Thirty percent of the Togiak sac roe herring quota is allocated to the gillnet fleet. This year, the F/V Wave Ryder was the fishery’s gillnet fleet of one.
Seagulls wheeled under gray skies, and low clouds spit rain as the F/V Wave Ryder motored back into Dillingham after nearly four weeks on the water near Togiak.
The purse seine fleet took its quota by May 2, leaving Frank Woods and his crew on their own to fish for the 7,212 tons of herring allocated to gillnetters. On Thursday, he ended his season.
The mood on the 32-foot aluminum drift boat was celebratory as it was hauled out and put up in the Peter Pan Seafoods boat yard.
“It was a phenomenal year. On a good average day, we’d catch 100 tons a day when we were able to fish with good weather, said Woods.
He sat in his wheel house, which was cramped with sleeping berths for himself and his three crew members and a diner-style booth table by the window. Translucent, shimmering herring scales stuck to his baseball cap like sequins.
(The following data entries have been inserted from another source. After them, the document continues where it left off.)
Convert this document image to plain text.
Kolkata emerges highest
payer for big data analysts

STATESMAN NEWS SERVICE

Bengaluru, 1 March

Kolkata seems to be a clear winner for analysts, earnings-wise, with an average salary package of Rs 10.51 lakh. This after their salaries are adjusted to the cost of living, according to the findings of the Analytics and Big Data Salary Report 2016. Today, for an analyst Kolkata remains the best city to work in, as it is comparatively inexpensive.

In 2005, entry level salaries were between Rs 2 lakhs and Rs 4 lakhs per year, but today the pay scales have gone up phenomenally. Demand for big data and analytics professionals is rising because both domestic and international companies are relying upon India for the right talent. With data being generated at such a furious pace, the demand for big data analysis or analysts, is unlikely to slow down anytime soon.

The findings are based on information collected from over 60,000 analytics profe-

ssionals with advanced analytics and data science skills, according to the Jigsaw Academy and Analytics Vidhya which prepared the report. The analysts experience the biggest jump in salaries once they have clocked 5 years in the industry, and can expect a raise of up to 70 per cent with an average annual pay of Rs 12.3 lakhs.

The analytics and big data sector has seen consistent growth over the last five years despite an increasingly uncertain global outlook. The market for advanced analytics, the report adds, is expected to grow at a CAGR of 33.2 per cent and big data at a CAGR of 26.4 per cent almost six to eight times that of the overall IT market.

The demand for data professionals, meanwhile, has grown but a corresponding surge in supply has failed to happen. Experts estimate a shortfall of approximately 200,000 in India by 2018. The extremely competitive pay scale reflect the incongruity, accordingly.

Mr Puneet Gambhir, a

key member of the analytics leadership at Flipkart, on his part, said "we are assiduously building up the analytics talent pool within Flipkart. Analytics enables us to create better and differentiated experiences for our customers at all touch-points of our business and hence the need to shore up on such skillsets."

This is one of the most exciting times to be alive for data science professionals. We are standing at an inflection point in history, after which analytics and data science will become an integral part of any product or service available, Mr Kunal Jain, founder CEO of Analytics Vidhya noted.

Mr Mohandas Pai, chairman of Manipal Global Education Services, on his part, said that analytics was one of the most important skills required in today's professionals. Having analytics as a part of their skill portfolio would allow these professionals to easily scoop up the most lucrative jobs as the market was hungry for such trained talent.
“The first two weeks was hell for weather. Then it kind of cleared up a little bit. But still, those southerly winds. I’ve never seen the water so murky. There’s been southerly storm after storm after storm for a month. And the temperature, it didn’t get above 38 degrees for two weeks, blizzarding every other day.” Woods chuckled, “Got to just love to be miserable I guess.”
Woods grew up in Bristol Bay and has been fishing for Togiak herring his whole life. He has watched the fishery change dramatically over the years.
“At one time, I think there was a peak of close to 600 gillnetters plus 300 or 400 seiners close to 1000 boats on a regular, average basis. I don’t know, the market just started going down. They Americanized the fleet. Herring became less of a commodity in Japan, and we haven’t found much of another market for them other than bait and food fish,” said Woods.
At the peak of sac roe herring fisheries in Alaska in the late 1980s, herring could bring in more than $1000 per ton. In the past eight years, Togiak herring have brought between $50 and $170 a ton. Based on early market indicators, prices are expected to settle in the $50 to $100 this year.
Woods said that the price is high enough to keep him going, but barely.
“The margins are way off, and the profitability is hard to recover. I know what the expense is to operate over there, not only market-wise, but production-wise and tender-wise and crew-wise and all that stuff is really, really costly when the price of herring is almost breakeven or at-loss margins,” Woods explained.
Still, Woods hopes more gillnetters will chose to participate in the fishery. His processor hopes so too.
“The one fishermen in our gillnet fleet, I want to support year after year,” said Warner Lew, Icicle Seafoods’ fleet manager. “We had a couple more [gillnetters] have events come up that couldn’t attend. We’ll maintain this gillnet fleet because I want to see that portion of the quota remain with the gillnetters.”
What will it take to get more gillnetters fishing? Woods and Lew stressed that there are not easy answers, but they both talked about the importance of diversifying the market for herring. Lew has even started a side business, Deckhand Daughter Seafoods, to sell smoked herring.
Despite the tough market and bone-chilling weather, Woods plans to be back out in the turquoise waters around Togiak next year hauling in herring.